Mais depuis qu’il a prêté serment le 6 avril 2016, le président Talon n’a pas indiqué clairement à son peuple, actes officiels à l’appui, qu’il s’était réellement désengagé de ses anciennes activités commerciales, pour se concentrer exclusivement sur ses nouvelles fonctions de chef de l’Etat. Il avait simplement déclaré à un média étranger, qu’il avait cédé à ses deux enfants les actions qu’il détenait dans ses entreprises, et dans d’autres. Mais cette information est imprécise et n’a aucune valeur juridique ou légale, devant son peuple qui l’a élu à la magistrature suprême. Et ce n’est pas de cette façon que ce peuple devait en être informé.

Pourtant, la problématique du conflit d’intérêt ne se pose pas seulement au Bénin et par coïncidence, les Etats-Unis sont aussi concernés avec leur nouveau président Donald Trump, le milliardaire homme d’affaires élu et installé à la Maison blanche depuis deux mois. Ils sont encore très nombreux les Américains à s’inquiéter des comportements imprévisibles de leur président, par rapport aux conflits d’intérêts et autres sujets importants. Pourtant, il a désigné officiellement son fils aîné Donald John Trump Junior -40 ans, connu du public à présent -comme l’un des nouveaux dirigeants de son empire commercial-. Malgré cela, les Américains le surveillent comme du lait sur le feu, prêts à le traduire en justice en cas de violation de la constitution.
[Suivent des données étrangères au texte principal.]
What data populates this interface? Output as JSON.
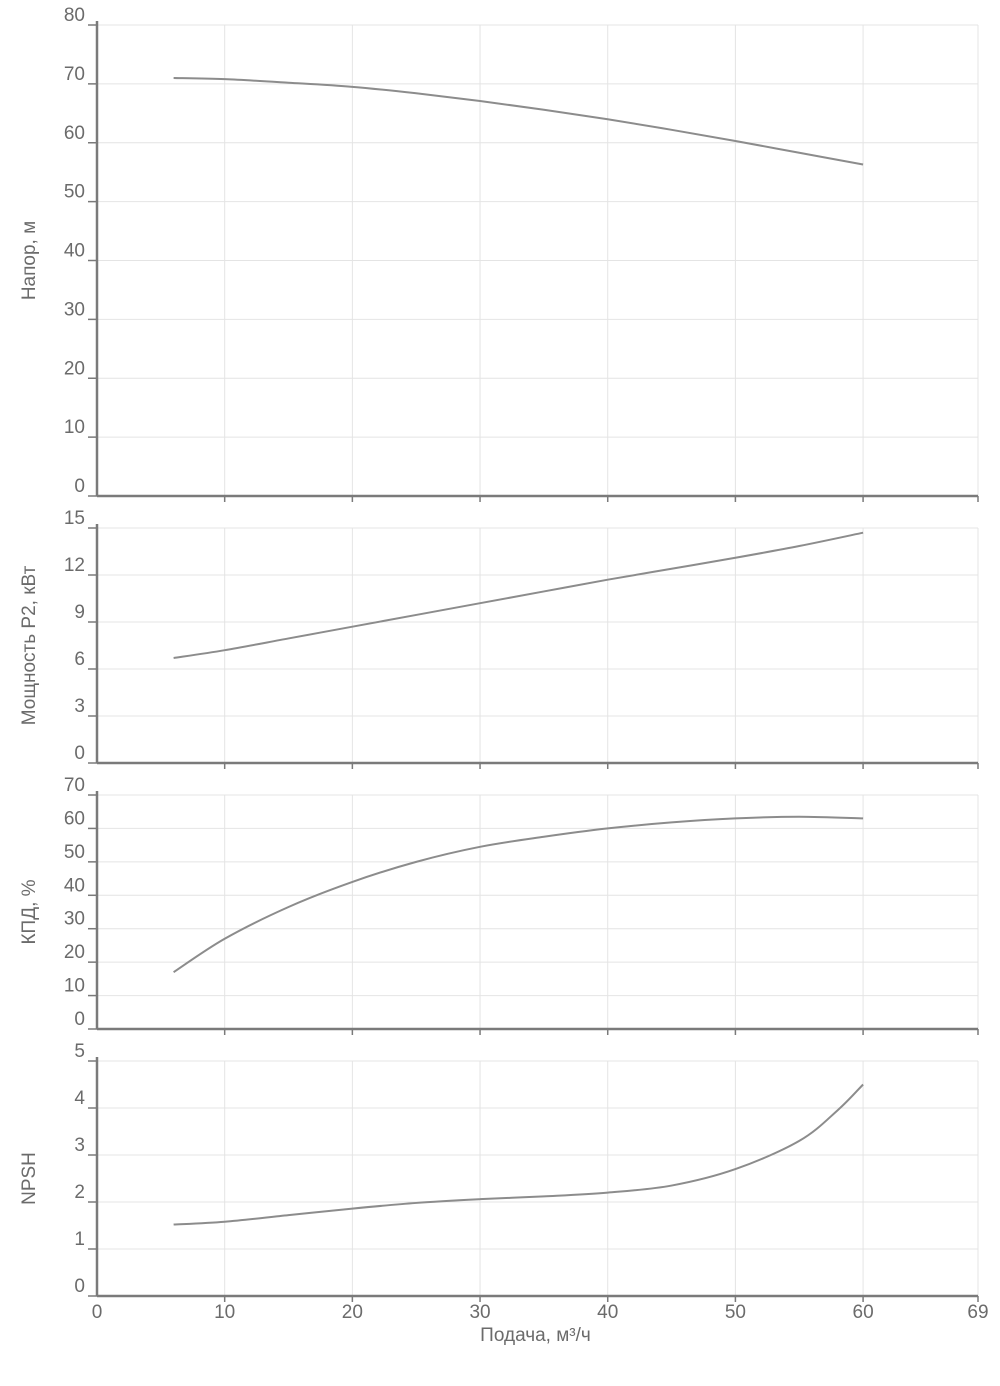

De leur côté, les deux enfants du président Talon auraient la trentaine, et à cet âge, il n’est pas évident qu’ils aient déjà acquis la capacité et l’expérience de diriger l’empire commercial de leur père, sans compter qu’ils ne sont pas connus des Béninois. Par ailleurs, un homme très proche de Talon, nommé Olivier Boko, l’aurait remplacé dans certaines de ses entreprises au Bénin. Si Boko est mieux connu au Bénin pour avoir été le compagnon de l’exil forcé de Talon (2012-2015) en France, à la suite de la tentative présumée d’empoisonnement du président Yayi, lui non plus n’a jamais été présenté officiellement aux Béninois comme le dirigeant des affaires du président.

A cette opacité, s’ajoute une autre confusion, car Olivier Boko qui n’a aucune fonction officielle, se trouve souvent aux premières loges, quand le chef de l’Etat voyage à l’étranger, ce qui confirme le conflit d’intérêt. Les journalistes béninois ont beaucoup dénoncé cette confusion troublante il y a quelques semaines, mais le pouvoir continue de gérer le pays dans ce flou artistique préjudiciable à la bonne gouvernance et à l’intérêt général. Et on est déçu de constater que les conseillers juridiques du président, au nombre desquels l’éminent avocat et professeur agrégé de droit, Joseph Djogbénou, son ministre de la Justice, ne sont pas capables d’éclairer le chef de l’Etat sur ce qui est possible ou non, par rapport à la constitution. S’ils le font par opportunisme ou par peur, ils n’ont plus leur place là, et seront rattrapés tôt ou tard.